In a small bowl, sprinkle the gelatin over the cold water. Let it sit for a couple of minutes. It will turn into a gel like mass.
In a medium saucepan, mix together the brown sugar, heavy cream, whole milk, molasses, ginger, cinnamon and cloves. Warm the mixture over medium heat, stirring frequently, until the sugar dissolves.
Add the bloomed gelatin to the warm cream mixture.
Whisk until the gelatin completely dissolves.
Divide the gingerbread panna cotta mixture into 6 serving glasses or ramekins. Carefully transfer them to the refrigerator. Chill the panna cotta for at least 4 hours, or until set.
Gingerbread Panna CottaPrint This
- 2 teaspoons gelatin
- 1½ tablespoons cold water
- ¼ cup light brown sugar
- 1½ cups heavy cream
- 1 cup whole milk
- ¼ cup molasses
- 1 teaspoon ground ginger
- ½ teaspoon ground cinnamon
- ¼ teaspoon ground cloves
In a small bowl, sprinkle the gelatin over the cold water. Let it sit for a couple of minutes. It will turn into a gel like mass. (If it does not, check the expiration date of the gelatin.)

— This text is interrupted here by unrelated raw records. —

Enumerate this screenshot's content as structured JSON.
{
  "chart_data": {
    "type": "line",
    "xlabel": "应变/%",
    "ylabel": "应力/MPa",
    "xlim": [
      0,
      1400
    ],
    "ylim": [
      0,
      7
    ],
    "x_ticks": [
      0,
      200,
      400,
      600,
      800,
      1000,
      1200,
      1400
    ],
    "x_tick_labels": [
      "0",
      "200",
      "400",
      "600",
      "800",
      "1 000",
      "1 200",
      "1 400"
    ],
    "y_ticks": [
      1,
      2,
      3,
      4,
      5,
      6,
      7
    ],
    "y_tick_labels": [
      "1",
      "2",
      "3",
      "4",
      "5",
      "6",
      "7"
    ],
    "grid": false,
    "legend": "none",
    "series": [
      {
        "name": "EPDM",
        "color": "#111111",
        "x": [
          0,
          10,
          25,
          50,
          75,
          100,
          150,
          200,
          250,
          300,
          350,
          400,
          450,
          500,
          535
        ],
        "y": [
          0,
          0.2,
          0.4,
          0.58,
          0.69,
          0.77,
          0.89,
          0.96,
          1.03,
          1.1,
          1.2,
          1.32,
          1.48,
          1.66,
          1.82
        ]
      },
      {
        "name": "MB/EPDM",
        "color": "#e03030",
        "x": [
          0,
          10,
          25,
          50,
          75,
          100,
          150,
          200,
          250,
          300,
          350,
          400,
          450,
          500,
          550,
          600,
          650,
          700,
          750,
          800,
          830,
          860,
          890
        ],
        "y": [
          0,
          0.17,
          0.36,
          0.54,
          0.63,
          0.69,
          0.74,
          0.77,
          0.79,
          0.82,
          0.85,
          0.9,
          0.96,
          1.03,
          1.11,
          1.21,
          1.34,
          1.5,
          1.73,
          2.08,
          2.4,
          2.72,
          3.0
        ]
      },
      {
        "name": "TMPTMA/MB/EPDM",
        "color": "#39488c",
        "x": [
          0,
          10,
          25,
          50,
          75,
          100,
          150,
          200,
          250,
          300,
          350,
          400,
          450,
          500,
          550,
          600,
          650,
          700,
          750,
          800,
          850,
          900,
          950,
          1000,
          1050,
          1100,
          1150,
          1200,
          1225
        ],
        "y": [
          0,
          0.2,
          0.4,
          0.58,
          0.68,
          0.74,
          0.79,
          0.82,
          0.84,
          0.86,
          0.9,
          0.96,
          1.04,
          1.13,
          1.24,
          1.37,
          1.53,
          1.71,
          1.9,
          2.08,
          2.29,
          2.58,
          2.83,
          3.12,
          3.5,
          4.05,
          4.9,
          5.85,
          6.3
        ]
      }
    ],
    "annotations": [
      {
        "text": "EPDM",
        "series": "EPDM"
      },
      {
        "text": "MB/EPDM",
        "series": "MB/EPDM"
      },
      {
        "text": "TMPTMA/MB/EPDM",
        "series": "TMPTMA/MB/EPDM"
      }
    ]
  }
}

In a medium saucepan, mix together the brown sugar, heavy cream, whole milk, , molasses, ginger, cinnamon and cloves. Warm the mixture over medium heat, stirring frequently, until the sugar dissolves.
Add the bloomed gelatin to the warm cream mixture, stirring until the gelatin completely dissolves.
Divide the panna cotta mixture into 6 serving glasses or ramekins. Carefully transfer them to the refrigerator.
Chill the panna cotta for at least 4 hours, or until set.
Serve chilled. Garnish with whipped cream, a sprinkle of cinnamon, or festive decorations.